En un gesto que enorgullece a toda la comunidad educativa y fortalece el vínculo entre escuela y ciudad, los alumnos de sexto año de la Escuela Técnica de La Quiaca están llevando adelante una significativa práctica profesionalizante en el corazón de la ciudad: el mercado municipal. Bajo la coordinación de los docentes Marcelino Paredes y Marcelo Paredes, los futuros egresados trabajan en un relevamiento arquitectónico y eléctrico del tradicional sector de carnicerías, con el objetivo de actualizar su infraestructura y proyectar mejoras concretas.
Este tipo de experiencias, lejos de ser solo un ejercicio escolar, representan un puente tangible entre el aula y la realidad comunitaria. Los estudiantes, distribuidos en equipos, aplican los conocimientos adquiridos durante su formación técnica, especialmente en áreas como nivelación, medición, sistema métrico, herramientas digitales y planificación eléctrica. Lo hacen en un espacio emblemático que refleja la identidad de La Quiaca y que, gracias a ellos, será interpretado desde una mirada joven, innovadora y rigurosa.

La práctica se inscribe en el marco del espacio curricular de Prácticas Profesionalizantes, una instancia pedagógica esencial para el último año de la formación técnica. “Los chicos están trabajando con logómetros, medidores digitales y otros instrumentos de precisión para levantar planos y realizar un diagnóstico completo del estado actual del edificio”, explicó el profesor Marcelino Paredes, quien resaltó la solvencia técnica con la que los alumnos encaran el desafío.

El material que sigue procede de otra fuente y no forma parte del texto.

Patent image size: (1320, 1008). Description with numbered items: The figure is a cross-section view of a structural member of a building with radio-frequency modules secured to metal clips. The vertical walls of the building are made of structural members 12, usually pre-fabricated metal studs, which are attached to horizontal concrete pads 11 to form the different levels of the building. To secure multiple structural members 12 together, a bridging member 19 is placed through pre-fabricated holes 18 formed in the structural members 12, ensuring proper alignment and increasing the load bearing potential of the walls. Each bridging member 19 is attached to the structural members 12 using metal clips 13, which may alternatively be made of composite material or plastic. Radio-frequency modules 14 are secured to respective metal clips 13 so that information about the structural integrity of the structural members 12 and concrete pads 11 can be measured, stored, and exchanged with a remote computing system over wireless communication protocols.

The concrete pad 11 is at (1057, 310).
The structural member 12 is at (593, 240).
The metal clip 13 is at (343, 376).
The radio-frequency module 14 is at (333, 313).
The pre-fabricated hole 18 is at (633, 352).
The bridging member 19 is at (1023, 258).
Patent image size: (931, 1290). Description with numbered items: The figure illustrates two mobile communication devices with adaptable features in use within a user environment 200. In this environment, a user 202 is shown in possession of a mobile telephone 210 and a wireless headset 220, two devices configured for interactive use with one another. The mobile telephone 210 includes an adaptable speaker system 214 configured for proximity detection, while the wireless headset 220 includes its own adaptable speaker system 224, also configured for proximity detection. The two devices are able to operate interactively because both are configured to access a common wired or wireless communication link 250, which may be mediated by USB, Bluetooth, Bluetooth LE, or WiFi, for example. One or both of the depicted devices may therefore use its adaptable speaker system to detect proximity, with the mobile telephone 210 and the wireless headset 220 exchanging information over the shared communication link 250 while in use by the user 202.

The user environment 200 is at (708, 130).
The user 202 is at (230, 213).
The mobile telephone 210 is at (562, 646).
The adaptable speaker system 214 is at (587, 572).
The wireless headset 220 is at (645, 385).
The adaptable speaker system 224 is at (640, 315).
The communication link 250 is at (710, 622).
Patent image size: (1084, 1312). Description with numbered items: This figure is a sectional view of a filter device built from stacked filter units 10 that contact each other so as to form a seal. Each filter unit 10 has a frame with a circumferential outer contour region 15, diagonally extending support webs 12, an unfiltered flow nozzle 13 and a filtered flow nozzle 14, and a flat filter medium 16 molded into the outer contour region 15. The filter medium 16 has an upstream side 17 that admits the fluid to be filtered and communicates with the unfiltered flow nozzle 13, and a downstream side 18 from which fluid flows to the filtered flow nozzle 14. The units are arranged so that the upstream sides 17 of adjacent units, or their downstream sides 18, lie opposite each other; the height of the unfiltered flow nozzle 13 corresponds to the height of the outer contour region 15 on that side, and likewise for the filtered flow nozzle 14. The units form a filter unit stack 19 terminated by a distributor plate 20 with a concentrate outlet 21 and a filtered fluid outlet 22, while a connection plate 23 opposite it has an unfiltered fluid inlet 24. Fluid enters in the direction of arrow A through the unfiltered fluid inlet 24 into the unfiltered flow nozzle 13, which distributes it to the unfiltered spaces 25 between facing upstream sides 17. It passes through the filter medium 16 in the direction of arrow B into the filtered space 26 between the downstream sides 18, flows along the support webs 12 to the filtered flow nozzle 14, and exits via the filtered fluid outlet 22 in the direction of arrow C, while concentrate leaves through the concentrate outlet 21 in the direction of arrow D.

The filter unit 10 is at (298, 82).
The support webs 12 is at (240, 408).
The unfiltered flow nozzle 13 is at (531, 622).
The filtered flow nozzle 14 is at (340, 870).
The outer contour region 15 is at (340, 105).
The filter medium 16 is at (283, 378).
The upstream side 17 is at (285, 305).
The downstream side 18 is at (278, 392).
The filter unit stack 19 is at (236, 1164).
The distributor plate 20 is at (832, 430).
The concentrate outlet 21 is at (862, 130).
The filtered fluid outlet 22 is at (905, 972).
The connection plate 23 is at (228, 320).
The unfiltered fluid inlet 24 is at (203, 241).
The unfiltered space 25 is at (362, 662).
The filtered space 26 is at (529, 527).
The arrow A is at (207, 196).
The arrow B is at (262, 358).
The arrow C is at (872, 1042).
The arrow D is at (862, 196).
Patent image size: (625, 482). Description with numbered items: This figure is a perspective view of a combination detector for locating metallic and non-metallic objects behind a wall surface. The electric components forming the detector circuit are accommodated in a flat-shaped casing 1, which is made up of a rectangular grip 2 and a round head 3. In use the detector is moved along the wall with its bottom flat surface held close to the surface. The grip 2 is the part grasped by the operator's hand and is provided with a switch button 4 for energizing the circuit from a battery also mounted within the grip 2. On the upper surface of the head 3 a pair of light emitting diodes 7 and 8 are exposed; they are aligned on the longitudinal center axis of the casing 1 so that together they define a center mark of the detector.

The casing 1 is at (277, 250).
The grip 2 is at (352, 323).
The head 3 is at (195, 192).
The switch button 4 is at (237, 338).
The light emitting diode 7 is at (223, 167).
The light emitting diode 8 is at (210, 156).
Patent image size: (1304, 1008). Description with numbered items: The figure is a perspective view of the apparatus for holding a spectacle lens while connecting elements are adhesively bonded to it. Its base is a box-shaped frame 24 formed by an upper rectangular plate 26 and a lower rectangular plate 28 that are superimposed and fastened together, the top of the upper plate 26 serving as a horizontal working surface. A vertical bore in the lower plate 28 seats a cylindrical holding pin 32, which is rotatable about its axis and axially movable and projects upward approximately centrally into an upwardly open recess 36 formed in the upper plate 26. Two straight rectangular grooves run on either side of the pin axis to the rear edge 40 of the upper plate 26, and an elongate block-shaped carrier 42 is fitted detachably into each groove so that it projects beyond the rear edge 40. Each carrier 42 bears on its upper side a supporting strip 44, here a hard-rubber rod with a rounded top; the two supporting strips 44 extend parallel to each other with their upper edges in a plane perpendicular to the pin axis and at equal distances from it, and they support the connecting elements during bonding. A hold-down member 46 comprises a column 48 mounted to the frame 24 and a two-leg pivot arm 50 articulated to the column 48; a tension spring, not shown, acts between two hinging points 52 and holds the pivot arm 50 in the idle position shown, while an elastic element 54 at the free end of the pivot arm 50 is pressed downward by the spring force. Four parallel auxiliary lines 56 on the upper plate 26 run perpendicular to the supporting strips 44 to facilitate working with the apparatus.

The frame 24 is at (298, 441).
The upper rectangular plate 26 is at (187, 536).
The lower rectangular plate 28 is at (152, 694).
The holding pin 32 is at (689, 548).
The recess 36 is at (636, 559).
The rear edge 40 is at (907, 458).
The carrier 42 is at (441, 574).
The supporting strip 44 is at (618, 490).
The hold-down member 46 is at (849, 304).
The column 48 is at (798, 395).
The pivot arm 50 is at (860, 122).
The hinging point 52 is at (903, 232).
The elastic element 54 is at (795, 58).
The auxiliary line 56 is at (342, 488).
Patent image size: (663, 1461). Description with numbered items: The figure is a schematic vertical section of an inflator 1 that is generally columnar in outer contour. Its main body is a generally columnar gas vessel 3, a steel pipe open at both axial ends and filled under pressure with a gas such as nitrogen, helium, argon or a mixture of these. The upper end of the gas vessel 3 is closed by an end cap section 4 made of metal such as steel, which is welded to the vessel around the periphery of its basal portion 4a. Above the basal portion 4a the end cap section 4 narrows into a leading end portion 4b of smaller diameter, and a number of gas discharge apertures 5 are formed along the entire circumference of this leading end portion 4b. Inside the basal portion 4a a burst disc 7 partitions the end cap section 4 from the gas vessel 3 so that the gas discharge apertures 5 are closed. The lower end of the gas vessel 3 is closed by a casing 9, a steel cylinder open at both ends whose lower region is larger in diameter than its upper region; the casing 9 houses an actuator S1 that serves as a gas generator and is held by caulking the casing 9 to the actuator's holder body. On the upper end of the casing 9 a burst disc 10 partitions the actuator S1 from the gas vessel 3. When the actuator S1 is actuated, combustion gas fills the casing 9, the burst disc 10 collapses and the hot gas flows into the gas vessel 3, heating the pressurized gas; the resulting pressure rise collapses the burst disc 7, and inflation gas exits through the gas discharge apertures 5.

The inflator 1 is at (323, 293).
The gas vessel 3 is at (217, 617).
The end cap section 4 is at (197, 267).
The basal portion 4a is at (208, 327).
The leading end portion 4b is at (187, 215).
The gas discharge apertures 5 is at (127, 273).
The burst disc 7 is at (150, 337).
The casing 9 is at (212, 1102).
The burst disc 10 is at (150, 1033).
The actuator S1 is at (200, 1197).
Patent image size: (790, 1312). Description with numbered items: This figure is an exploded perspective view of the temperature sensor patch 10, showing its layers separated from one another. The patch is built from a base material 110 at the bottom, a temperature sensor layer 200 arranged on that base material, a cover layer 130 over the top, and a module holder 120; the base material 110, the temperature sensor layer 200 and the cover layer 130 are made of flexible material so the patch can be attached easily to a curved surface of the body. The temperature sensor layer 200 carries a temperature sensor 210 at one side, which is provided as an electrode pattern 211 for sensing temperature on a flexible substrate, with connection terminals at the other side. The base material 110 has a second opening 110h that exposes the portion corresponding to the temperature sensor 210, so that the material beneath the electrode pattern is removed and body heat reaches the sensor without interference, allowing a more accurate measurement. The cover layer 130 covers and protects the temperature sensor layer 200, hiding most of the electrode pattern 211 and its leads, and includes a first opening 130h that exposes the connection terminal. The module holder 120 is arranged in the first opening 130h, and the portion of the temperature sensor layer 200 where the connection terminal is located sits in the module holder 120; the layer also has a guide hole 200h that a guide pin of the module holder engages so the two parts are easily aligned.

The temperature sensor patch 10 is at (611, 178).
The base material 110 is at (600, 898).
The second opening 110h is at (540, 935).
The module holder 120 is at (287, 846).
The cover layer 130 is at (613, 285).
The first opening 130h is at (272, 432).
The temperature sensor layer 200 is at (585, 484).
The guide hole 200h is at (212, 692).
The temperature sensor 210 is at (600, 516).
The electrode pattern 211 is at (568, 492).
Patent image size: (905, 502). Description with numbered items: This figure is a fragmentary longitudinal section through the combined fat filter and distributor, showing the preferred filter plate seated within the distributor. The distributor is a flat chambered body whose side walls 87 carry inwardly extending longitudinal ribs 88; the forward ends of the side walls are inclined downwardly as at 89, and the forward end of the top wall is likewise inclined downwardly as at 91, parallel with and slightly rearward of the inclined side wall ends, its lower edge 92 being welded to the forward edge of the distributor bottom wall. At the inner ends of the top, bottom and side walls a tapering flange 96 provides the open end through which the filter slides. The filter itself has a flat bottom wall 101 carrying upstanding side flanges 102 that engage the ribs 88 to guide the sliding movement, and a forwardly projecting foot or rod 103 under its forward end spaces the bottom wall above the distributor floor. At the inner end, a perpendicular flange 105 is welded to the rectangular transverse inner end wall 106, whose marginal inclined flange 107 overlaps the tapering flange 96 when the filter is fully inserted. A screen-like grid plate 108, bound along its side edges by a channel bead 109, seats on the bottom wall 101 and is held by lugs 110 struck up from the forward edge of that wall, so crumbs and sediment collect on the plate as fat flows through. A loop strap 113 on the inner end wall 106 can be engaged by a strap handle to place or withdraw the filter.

La actividad no solo tiene valor académico: es parte de un compromiso social con la comunidad, ya que estos estudios permitirán sentar las bases para el rediseño eléctrico y funcional del mercado, modernizando instalaciones y garantizando mayor seguridad para puesteros y vecinos. Este vínculo fue posible gracias a un acuerdo con el intendente Dante Aníbal Velázquez, quien brindó su apoyo institucional para que los jóvenes puedan realizar estas prácticas en el ámbito municipal.
Además, los docentes destacaron que no es el único espacio donde se desplegarán estas actividades: otros organismos e instituciones de la ciudad también recibirán a los estudiantes, fortaleciendo el rol de la escuela técnica como protagonista activa del desarrollo local.
En tiempos donde muchas veces se cuestiona el sentido de la educación, estas iniciativas demuestran que formar técnicos es también formar ciudadanos comprometidos, que entienden que su conocimiento tiene valor cuando se aplica para mejorar el lugar donde viven. Y en La Quiaca, eso se vive con orgullo, con humildad y con el firme deseo de que estos jóvenes sean los arquitectos de un porvenir mejor.